How to aggregate data with groupBy in PySpark
Grouping rows by a category and calculating totals — sales by region, orders by customer, or revenue by product — is one of the most common analyses in data work. In PySpark you solve this task with the groupBy method, which behaves exactly the same over a thousand rows or a thousand million. Throughout this guide you will create a sample DataFrame and aggregate it with counts, sums and averages, ending with a simple check to make sure the numbers are right.
Prerequisites
- Python 3.8 or later installed.
- PySpark installed (
pip install pyspark). - Knowing how to read and create a basic DataFrame.
- An environment to run code: a notebook, Databricks or the terminal.
Step 1: Create the SparkSession and a sample DataFrame
Everything in PySpark starts with a SparkSession, the entry point for working with distributed data. Let's create a session and, from a list of tuples, a small DataFrame with sales by region and product. This gives us concrete data to apply groupBy to.

from pyspark.sql import SparkSession
spark = SparkSession.builder.appName("groupby-exemplo").getOrCreate()
dados = [
("Norte", "Portatil", 1200),
("Norte", "Rato", 25),
("Norte", "Portatil", 1100),
("Sul", "Portatil", 1300),
("Sul", "Rato", 30),
("Centro", "Portatil", 1250),
]
colunas = ["regiao", "produto", "valor"]
df = spark.createDataFrame(dados, colunas)
df.show()
createDataFrame takes the data and the list of column names. df.show() displays the six original rows; notice that some regions repeat — that is exactly what groupBy will bring together into a single group.
Step 2: Count rows per group
The simplest way to aggregate is to count how many rows exist in each group. Call groupBy with the column name and then count().
df.groupBy("regiao").count().show()
groupBy("regiao") returns a GroupedData object — not a result yet, just the definition of how to group. Only when you apply a function such as count() do you get a new DataFrame, with one row per region and the number of sales for each.
Step 3: Sum and average with agg
Counting is rarely enough. To compute several metrics at once, use the agg method with functions from the functions module, usually imported as F. alias gives each result column a readable name.
from pyspark.sql import functions as F
df.groupBy("regiao").agg(
F.sum("valor").alias("total"),
F.avg("valor").alias("media"),
F.count("produto").alias("n_vendas"),
).show()
Now each region has, in a single row, the total sold, the average per sale and the number of sales.
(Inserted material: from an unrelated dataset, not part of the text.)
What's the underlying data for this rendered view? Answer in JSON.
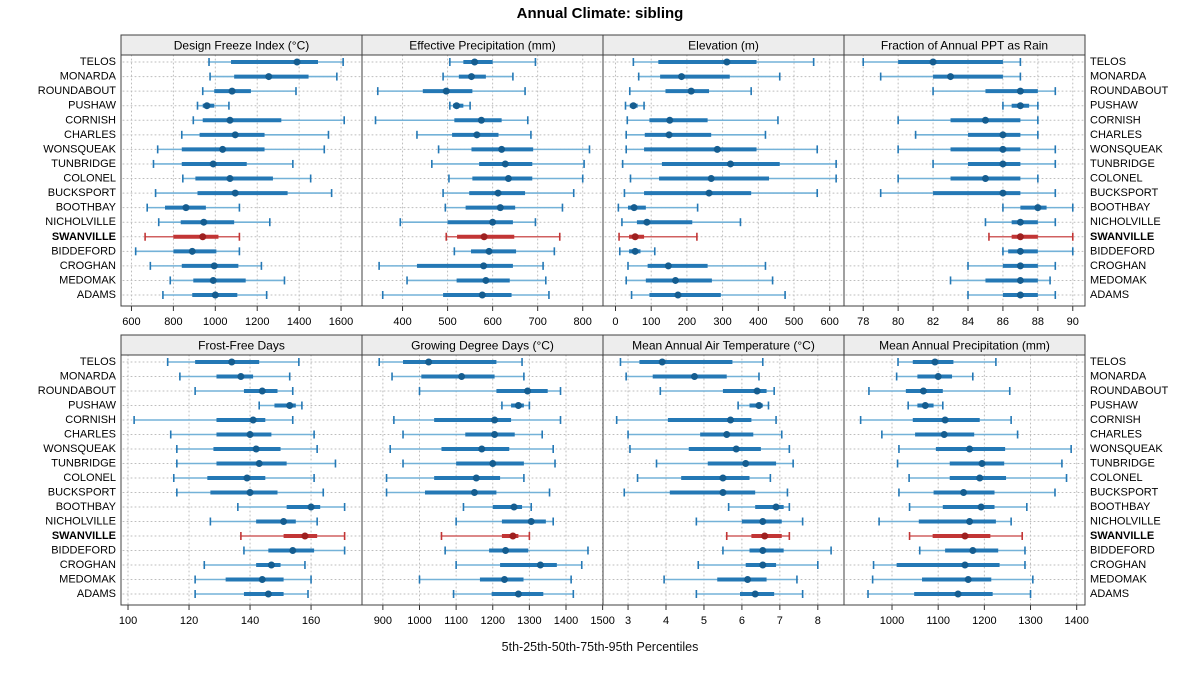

Without alias, the columns would get automatic names like sum(valor), which are harder to reuse later.
Step 4: Group by several columns and sort
You can pass more than one column to groupBy for finer detail — for example, the total by region and product at once. Add orderBy to see the largest values first.
df.groupBy("regiao", "produto").agg(
F.sum("valor").alias("total")
).orderBy(F.col("total").desc()).show()
The result has one row for each region-and-product combination, sorted from the highest total to the lowest. Swapping desc() for asc() reverses the order.
Verify the result
A good way to confirm the aggregation is correct is to compare the sum of the groups with the sum of every row: the two must be equal.
df.agg(F.sum("valor").alias("total_geral")).show()
The grand total should be 4905. If you add up the per-region totals from Step 3 (Norte 2325, Sul 1330 and Centro 1250) you get exactly 4905 — a sign that no row was left out or counted twice.
Conclusion
With groupBy, agg and alias you can already answer most "totals by category" questions in PySpark, whatever the volume of data. The natural next step is window functions, which compute aggregates without collapsing the rows — for example, a running total per region. Try it now: can you adapt Step 3 to also show the maximum value of each region with F.max?